It's this time of year that a lot of teens and young adults get ready to flee the nest, moving away from home to pursue study, work or travel. For those left behind, it can feel like a void. But, as Sarah Catherall discovered, it can also feel like sweet freedom.
A few days ago, my sister told me she had a couple more weeks of juggling the kids during school holidays. The school holidays?! I remember those. As an empty nester, I'd have to Google to have any idea when the school term begins.
I spent 23 years with a daughter or three in my home. For about eight years of that time, i was also a single mother/co-parent, and the intensity of mothering was amplified.

A year ago, my youngest left the nest, flying off to Otago University to study law. It felt like the years had raced by – I clutched class photos showing her with gaps in her front teeth, and it seemed like yesterday that I watched her winning her cross country race, flying across the school lawn past everyone else.
I still called her “bub’’ and I catastrophised her leaving, and for a few months leading up to her departure I felt a sinking dread. My thirties, forties and early fifties had been divided up by school terms, interrupted with school holidays, and the weeks revolved around my work and life, but also around my daughters’ needs and routinues: dinners and school lunches, dance drop-offs, netball games, school events, sleepovers, and later, balls, and formals, and teenage parties.
What was my life going to be without a daughter or three to think about? Who was I if I wasn’t a mother with a child living under my roof?
I settled her into her university hall and we whizzed around Briscoes to pick up click and collect sheets and towels and coathangers and met her friends who were as excited as she was about leaving home. My stomach churned as we kissed her goodbye. “Please call me all the time,’’ I whispered, and she nodded, pretending. I couldn’t look back as we drove away.
Then we did something radical which set the tone for our empty nest chapter. Rather than returning to Wellington, and to home, my partner and I hired a car and we drove to Central Otago for a few days. It was the school term and we didn’t have to be back in Wellington for school drop-offs and to cook yet another meal. We booked an Airbnb and worked remotely, and in our down time, we biked and walked and swam in the lake.
Best of all there were no crowds. There were no kids splashing in the lake, no traffic queues to get into Queenstown for a Ferg Burger. We quickly discovered the perks of empty nesting. Our food bill was slashed, and over the year, if we went anywhere, we travelled off-peak.
But it was the mental and emotional space I gained which took me by surprise, taking me back to when I was living in London in my twenties, when I only had myself to think about, when weekends and after-work hours were an empty slate I could fill in whichever way I pleased. I went out and reviewed theatre shows without worrying what was for dinner, and I released a book and went around the country on a book tour, without having to organise the kids while I was away.

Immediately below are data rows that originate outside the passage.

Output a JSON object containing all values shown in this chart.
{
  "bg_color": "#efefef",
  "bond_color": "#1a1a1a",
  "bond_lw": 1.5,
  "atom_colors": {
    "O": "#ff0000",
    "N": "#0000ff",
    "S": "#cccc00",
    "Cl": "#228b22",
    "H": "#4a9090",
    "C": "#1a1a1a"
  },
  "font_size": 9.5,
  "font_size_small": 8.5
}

Women typically carry more than their share of the emotional and mental load of parenting, and this “mother load’’ means our goals and needs are often parked while the kids need us. I hadn’t appreciated all the time I spent thinking or doing mothering stuff, even when my youngest was in her final year of high school, when she began to pull away and try to be independent, but was still living under the family roof.
It’s an adjustment when they come home from university. It reminds me of when I was in a long-distance relationship with their father and I’d look forward to his return but, a few hours into it, our annoying habits would start to grate on each other, until we settled back into being a couple again. It’s like that when they return from their hostels and flats over the university holidays and leave damp towels on the floor, a messy bench, empty toilet rolls on top of the loo, and all the drinking glasses are half full of water or flat Coke and scattered throughout the house. Oh and where has the spare house key gone?

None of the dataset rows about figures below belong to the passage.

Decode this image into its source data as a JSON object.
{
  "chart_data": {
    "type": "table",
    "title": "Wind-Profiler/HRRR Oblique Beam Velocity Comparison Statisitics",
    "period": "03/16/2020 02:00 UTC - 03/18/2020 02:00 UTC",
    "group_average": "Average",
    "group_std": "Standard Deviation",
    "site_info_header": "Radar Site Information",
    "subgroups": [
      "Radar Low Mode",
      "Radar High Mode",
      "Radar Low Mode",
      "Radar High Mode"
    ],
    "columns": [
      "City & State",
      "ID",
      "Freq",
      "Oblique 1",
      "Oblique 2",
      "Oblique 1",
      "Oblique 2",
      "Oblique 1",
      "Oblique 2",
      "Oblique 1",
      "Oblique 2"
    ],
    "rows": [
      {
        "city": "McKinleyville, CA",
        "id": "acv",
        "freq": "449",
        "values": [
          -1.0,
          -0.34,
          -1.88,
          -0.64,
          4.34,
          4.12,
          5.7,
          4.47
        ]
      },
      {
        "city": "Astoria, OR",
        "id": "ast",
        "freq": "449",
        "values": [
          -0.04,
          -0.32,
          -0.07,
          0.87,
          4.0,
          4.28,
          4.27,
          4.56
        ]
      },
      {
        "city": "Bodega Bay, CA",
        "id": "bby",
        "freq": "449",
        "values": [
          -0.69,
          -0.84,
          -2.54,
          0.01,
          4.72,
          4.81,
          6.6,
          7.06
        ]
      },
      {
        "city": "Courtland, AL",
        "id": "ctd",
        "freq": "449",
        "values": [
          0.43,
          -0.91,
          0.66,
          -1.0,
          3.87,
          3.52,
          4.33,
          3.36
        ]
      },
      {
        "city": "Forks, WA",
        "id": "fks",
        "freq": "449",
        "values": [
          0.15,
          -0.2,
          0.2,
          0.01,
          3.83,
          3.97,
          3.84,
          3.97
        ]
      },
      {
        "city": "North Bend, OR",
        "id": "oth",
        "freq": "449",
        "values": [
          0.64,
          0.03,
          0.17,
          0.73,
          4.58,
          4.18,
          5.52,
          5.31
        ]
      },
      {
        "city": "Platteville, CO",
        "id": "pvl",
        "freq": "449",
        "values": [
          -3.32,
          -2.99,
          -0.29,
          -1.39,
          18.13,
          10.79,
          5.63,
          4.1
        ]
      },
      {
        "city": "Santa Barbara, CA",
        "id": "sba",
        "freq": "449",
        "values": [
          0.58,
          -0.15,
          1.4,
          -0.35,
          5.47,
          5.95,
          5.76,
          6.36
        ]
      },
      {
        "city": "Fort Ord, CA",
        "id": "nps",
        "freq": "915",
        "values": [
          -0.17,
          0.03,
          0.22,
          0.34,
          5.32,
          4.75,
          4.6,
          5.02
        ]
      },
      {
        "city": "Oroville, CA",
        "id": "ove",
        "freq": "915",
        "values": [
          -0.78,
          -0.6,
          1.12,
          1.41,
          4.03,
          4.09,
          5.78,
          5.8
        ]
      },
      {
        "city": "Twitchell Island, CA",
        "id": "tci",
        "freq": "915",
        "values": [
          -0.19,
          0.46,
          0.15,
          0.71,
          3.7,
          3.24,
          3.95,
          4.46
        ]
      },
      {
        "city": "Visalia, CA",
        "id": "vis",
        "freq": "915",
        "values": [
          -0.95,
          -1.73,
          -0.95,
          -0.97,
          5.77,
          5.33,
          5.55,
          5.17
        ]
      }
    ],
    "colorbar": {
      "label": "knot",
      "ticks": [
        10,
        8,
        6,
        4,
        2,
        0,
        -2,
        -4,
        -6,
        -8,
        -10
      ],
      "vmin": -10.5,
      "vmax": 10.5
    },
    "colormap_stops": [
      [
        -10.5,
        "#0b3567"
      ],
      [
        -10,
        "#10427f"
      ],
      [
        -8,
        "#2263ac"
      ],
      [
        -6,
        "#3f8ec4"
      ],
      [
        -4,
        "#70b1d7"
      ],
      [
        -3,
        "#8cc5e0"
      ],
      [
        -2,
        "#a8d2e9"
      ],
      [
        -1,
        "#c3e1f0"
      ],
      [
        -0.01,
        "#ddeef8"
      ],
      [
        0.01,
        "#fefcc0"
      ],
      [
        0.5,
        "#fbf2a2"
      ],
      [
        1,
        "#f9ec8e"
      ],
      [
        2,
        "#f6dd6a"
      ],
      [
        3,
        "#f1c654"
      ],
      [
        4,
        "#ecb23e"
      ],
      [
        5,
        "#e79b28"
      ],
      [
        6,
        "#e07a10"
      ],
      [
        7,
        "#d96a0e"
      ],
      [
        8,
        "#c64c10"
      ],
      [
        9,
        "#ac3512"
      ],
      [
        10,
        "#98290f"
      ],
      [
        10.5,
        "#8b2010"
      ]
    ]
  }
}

They’ve had months flatting, following cleaning and cooking rosters, but these habits which are rigorously guarded by their flatties and friends, disappear as soon as they step through your front door.
Now I feel sorry for any of my friends whose young adult kids are living at home while studying or working because they can’t afford to move out. We parents need the space from them, the time to pause and embrace our own new chapters as empty nesters as much as they need to buggar off and find their way in the world.
When they return or we reunite in the holidays, our relationships are better. They’ve grown up and we’ve chilled from the time out. I learn from my kids as young adults and love watching them grow up; they constantly surprise me.
Our middle daughter has returned to Wellington for her first job and she’s chosen to live at home for a few months. Her sparkle throws energy into the house, but I’ve already set some ground rules. “There’s no food,’’ she will moan, or “are you going away for the weekend again?’’
"I’m an empty nester now," I reply. There’s no going back. I remember the words of a friend who told me to cherish the empty nest, because you blink and the grandchildren arrive.